Schengen: les frontières tombent entre l’Est et l’Ouest
C'est historique: depuis vendredi à minuit, il n'y a plus de contrôles entre l'Est et l'Ouest de l'Europe. Cela marque la fin définitive du Rideau de fer.
Prévue le 1er novembre 2008, la participation de la Suisse à l’Espace Schengen risque en revanche d’être reportée, car trois membres de l’UE n’ont toujours pas ratifié le traité signé entre Berne et Bruxelles.
La Slovaquie et l’Autriche ont donné jeudi le coup d’envoi des festivités prévues pour l’élargissement de 15 à 24 pays de l’espace européen de libre circulation.
Vendredi à 00h01 très exactement, les pays de l’Est qui sont devenus européens le 1er mai 2004 abolissent officiellement leurs frontières avec leurs voisins de l’Ouest. Quelque 400 millions d’Européens partageront le même espace de libre circulation.
«C’est un événement historique après les destructions des deux guerres mondiales et la division du continent par le Rideau de fer», a souligné le chancelier autrichien Alfred Gusenbauer.
«Ce soir à minuit, vous pourrez voyager sur 4000 km de Tallinn en Estonie à Lisbonne au Portugal, sans aucun contrôle frontalier», s’est enthousiasmé le Premier ministre slovaque Robert Fico.
«Trop tôt»?
Il a fallu des mois de préparatifs administratifs et policiers intenses pour élargir de 15 à 24 pays l’espace Schengen, mettre en commun le fichier informatique SIS de données sur les criminels, créer des patrouilles conjointes entre pays voisins et sécuriser les 9000 km de nouvelles frontières contre les trafiquants et les migrants clandestins.

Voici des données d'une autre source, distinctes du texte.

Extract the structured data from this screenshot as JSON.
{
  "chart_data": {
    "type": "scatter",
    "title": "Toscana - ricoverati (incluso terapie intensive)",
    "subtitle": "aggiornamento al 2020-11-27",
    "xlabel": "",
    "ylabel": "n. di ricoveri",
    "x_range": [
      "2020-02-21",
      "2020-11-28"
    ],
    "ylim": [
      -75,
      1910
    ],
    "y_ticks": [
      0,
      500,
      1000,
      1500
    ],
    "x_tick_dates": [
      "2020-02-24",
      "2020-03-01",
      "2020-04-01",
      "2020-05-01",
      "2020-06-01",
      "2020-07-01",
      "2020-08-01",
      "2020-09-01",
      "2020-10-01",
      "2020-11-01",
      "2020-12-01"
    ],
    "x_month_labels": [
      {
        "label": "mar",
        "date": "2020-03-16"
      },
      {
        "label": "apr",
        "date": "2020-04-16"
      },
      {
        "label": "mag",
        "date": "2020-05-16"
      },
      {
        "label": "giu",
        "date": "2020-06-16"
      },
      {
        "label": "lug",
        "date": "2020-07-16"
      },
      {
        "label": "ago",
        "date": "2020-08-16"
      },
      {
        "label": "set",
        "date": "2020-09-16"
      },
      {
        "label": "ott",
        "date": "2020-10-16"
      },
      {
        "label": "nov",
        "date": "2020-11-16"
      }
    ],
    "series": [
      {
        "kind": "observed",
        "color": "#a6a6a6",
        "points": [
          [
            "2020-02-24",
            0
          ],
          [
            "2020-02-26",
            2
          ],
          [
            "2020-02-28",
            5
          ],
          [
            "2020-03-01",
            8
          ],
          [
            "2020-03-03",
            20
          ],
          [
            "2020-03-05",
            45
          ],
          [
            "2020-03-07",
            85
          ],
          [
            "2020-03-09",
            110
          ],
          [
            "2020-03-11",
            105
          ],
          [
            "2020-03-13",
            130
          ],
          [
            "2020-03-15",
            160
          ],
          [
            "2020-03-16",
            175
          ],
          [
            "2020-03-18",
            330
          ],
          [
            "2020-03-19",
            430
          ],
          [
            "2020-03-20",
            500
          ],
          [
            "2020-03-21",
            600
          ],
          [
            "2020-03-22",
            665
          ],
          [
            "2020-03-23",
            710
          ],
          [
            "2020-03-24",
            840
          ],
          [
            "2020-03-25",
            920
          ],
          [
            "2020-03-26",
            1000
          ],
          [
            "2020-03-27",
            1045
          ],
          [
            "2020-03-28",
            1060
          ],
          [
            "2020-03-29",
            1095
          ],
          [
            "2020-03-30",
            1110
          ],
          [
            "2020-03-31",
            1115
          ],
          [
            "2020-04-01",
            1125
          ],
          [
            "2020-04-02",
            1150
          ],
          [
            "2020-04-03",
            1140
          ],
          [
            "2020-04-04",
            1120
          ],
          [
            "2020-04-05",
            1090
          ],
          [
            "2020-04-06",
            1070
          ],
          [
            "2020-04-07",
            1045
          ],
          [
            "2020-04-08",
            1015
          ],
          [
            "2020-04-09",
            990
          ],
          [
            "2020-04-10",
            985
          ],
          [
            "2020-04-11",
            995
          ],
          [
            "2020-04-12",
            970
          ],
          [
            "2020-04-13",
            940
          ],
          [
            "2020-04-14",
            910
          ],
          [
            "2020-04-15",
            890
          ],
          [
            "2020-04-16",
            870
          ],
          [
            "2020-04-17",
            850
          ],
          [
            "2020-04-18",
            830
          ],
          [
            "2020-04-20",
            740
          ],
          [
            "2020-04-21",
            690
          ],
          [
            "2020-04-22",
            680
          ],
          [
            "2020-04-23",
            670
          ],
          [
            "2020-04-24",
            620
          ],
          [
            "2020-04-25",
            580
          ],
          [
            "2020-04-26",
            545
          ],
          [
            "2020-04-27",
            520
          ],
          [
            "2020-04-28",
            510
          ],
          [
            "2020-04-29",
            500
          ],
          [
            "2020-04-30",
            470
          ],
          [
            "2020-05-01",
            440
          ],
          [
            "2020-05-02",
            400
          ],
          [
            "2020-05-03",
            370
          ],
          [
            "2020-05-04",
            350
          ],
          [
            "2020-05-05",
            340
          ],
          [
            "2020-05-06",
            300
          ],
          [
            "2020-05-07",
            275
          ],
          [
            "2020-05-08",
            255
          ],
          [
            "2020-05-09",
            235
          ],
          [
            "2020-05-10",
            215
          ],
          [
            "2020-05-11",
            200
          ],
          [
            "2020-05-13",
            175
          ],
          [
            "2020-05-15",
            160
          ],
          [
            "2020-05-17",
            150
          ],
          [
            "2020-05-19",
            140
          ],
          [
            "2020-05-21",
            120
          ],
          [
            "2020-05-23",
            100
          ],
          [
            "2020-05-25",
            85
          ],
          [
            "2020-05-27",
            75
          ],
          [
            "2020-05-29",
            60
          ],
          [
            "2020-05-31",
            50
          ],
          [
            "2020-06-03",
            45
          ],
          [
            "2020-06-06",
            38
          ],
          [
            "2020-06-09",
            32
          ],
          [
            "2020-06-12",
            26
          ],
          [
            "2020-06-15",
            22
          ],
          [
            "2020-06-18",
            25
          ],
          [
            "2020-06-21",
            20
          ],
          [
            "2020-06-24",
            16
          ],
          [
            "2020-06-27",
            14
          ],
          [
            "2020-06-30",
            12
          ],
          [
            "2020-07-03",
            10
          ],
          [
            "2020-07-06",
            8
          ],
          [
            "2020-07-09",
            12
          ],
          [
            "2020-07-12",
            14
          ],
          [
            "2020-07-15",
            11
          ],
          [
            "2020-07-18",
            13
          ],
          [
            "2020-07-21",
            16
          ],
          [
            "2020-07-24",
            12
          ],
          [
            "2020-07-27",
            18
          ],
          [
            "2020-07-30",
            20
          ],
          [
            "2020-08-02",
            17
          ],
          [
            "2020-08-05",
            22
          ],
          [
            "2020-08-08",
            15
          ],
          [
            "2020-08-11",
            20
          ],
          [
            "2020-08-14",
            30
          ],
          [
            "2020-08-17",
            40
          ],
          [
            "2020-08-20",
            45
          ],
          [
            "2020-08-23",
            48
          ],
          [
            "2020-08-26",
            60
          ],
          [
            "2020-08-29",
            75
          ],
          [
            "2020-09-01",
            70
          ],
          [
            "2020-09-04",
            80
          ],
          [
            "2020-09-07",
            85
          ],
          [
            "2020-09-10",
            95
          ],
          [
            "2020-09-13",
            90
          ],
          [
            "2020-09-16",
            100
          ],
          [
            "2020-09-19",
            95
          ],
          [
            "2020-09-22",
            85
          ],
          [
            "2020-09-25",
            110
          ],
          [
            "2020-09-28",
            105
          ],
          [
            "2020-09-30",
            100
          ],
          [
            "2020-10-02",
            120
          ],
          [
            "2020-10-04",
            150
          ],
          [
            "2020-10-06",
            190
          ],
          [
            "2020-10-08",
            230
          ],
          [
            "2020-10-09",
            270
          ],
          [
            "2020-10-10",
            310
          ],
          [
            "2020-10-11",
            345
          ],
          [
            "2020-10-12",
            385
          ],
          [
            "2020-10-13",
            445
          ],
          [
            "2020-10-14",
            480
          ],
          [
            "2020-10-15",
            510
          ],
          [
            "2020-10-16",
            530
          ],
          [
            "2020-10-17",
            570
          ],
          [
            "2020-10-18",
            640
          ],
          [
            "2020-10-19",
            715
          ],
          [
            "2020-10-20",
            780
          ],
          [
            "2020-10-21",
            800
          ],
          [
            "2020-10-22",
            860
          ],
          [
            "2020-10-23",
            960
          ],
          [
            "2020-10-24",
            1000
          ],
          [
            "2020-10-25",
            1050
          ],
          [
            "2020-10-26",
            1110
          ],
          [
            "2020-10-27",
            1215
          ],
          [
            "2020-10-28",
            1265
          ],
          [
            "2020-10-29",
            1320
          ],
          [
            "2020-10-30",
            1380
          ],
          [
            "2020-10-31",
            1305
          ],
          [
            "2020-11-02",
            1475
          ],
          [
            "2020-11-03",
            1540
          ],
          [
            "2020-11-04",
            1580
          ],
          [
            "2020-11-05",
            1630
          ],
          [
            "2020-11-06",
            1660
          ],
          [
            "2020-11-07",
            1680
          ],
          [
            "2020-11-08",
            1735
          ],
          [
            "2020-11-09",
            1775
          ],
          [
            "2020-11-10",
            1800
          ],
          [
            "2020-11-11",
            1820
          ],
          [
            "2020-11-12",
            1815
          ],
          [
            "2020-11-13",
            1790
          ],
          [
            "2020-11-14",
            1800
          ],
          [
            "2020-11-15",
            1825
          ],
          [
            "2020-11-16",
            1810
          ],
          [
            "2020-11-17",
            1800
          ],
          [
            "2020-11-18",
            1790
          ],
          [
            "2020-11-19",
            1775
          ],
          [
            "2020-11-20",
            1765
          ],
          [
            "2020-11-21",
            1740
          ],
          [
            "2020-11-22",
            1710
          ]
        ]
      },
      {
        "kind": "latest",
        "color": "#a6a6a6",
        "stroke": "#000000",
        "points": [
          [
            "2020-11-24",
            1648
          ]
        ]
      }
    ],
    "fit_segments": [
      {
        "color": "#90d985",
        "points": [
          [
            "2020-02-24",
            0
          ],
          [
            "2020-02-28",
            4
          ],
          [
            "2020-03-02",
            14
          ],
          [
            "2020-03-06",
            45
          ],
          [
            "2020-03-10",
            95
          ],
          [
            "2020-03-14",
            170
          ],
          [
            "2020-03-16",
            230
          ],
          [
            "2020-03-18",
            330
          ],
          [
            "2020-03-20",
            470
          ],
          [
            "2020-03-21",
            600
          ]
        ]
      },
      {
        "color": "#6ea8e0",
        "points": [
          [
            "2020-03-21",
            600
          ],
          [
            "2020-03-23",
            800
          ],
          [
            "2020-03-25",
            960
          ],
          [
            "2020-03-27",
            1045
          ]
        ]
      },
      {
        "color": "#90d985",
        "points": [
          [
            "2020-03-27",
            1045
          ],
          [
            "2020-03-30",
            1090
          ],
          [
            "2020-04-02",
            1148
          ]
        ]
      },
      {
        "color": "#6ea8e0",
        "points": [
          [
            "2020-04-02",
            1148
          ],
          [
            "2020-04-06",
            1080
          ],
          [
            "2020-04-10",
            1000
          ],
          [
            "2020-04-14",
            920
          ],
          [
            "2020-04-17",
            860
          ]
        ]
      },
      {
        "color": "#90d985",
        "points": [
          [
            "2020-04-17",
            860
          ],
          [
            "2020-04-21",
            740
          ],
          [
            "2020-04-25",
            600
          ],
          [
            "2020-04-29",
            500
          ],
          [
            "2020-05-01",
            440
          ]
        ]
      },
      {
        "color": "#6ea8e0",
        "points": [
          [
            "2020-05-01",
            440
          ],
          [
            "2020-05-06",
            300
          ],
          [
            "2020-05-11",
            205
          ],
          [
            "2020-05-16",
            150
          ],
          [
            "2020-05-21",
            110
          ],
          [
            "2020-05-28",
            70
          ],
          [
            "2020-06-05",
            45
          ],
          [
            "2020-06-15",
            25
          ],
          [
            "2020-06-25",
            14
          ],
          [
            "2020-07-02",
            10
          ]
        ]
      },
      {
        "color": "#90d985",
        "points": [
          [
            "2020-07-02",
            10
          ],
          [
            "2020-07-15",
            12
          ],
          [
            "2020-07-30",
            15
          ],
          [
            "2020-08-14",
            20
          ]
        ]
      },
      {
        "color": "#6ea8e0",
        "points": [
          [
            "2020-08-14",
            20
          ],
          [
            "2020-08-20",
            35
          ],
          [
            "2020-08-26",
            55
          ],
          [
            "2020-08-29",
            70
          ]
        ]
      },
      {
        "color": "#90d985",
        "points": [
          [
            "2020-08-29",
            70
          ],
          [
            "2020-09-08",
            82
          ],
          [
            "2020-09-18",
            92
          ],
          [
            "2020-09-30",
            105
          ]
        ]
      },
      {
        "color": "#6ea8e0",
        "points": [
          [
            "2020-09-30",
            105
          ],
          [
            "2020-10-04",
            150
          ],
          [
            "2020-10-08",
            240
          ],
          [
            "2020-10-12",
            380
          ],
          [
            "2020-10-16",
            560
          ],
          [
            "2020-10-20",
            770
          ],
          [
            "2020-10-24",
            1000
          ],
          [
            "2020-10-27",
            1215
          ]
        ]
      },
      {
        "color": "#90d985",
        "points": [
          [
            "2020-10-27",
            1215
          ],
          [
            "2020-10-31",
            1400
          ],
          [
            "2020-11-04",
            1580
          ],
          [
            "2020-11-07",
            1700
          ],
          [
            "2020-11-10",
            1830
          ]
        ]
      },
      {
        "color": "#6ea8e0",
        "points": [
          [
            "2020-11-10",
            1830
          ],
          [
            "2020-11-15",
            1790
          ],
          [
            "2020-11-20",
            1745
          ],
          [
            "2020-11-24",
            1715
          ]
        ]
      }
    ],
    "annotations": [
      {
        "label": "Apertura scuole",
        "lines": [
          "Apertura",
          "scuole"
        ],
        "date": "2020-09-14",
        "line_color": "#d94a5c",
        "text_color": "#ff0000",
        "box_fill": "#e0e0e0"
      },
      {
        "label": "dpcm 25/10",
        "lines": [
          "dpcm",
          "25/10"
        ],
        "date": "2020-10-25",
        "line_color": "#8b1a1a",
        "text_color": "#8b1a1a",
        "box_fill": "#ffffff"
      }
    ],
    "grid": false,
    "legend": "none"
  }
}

Mais la suppression des frontières internes ne se fait pas sans tiraillements: certains, comme le chef de la police allemande, estiment qu’il est «trop tôt». Des habitants de régions frontalières d’Allemagne qui redoutent un afflux de criminels sont eux équipés de grilles, de barbelés, d’alarmes.
Face à ces peurs, la direction d’Europol à Berlin a assuré que «la levée des contrôles frontaliers ne créerait pas de nouvelles opportunités pour les criminels».
Retard suisse
La Suisse devrait rejoindre l’Espace Schengen le 1er novembre 2008. Mais l’agenda a pris du retard.
La Commission européenne et Berne exhortent les trois Etats de l’UE qui n’ont pas encore donné leur feu vert à la ratification des accords passés avec la Suisse à franchir le pas. La ratification était prévue cette année encore, mais l’approbation des parlements grec, tchèque et belge se fait attendre.
Luzius Mader, vice-directeur de l’Office fédéral de la justice, n’a pas exclu pas que l’entrée de la Suisse dans l’espace Schengen s’en trouve reportée. Cette situation signifie avant tout un retard pour le test d’arrimage de la Suisse à la base informatique SIS. Arrimage qui permettra une mise en réseau du SIS avec la banque de données suisse RIPOL.
L’EURO 2008 de football, qui aura lieu en juin prochain en Suisse et en Autriche, pose aussi problème. Durant une période de six semaines, aucun test ne pourra en effet être mené, les banques de données étant utilisées pour les engagements policiers autour de cette manifestation.
Autre écueil possible, d’éventuelles plaintes concernant l’adjudication des adaptations techniques nécessaires. De telles plaintes pourraient aussi entraîner des retards, a indiqué Sascha Hardegger, porte-parole du ministère suisse de justice et police. Quelques acteurs admettent de leur côté en aparté que les travaux nécessaires ont été sous-estimés.
swissinfo et les agences
Les accords de Schengen ont été signés en 1985 dans le village luxembourgeois éponyme par la France, l’Allemagne et le Benelux.
Ces accords, qui concernent les secteurs de la justice et de la police, ont fourni le cadre légal à l’abolition progressive du contrôle des personnes aux frontières intérieures de l’UE.
Pour garantir la sécurité, le traité de Schengen prévoit un renforcement des contrôles aux frontières extérieures de l’UE, une meilleure collaboration transfrontalière entre les polices et une lutte coordonnée contre le crime organisé.
Ces accords ont été étendus le 21 décembre 2007 aux pays qui avaient rejoint l’UE le 1er mai 2004 (à l’exception de Chypre).
Le Parlement suisse a ratifié le Traité de Schengen le 16 octobre 2004.
Combattue par référendum, l’adhésion aux espaces Schengen (sécurité) et Dublin (réfugiés) a été approuvé par le peuple suisse (54,6%) le 5 juin 2005.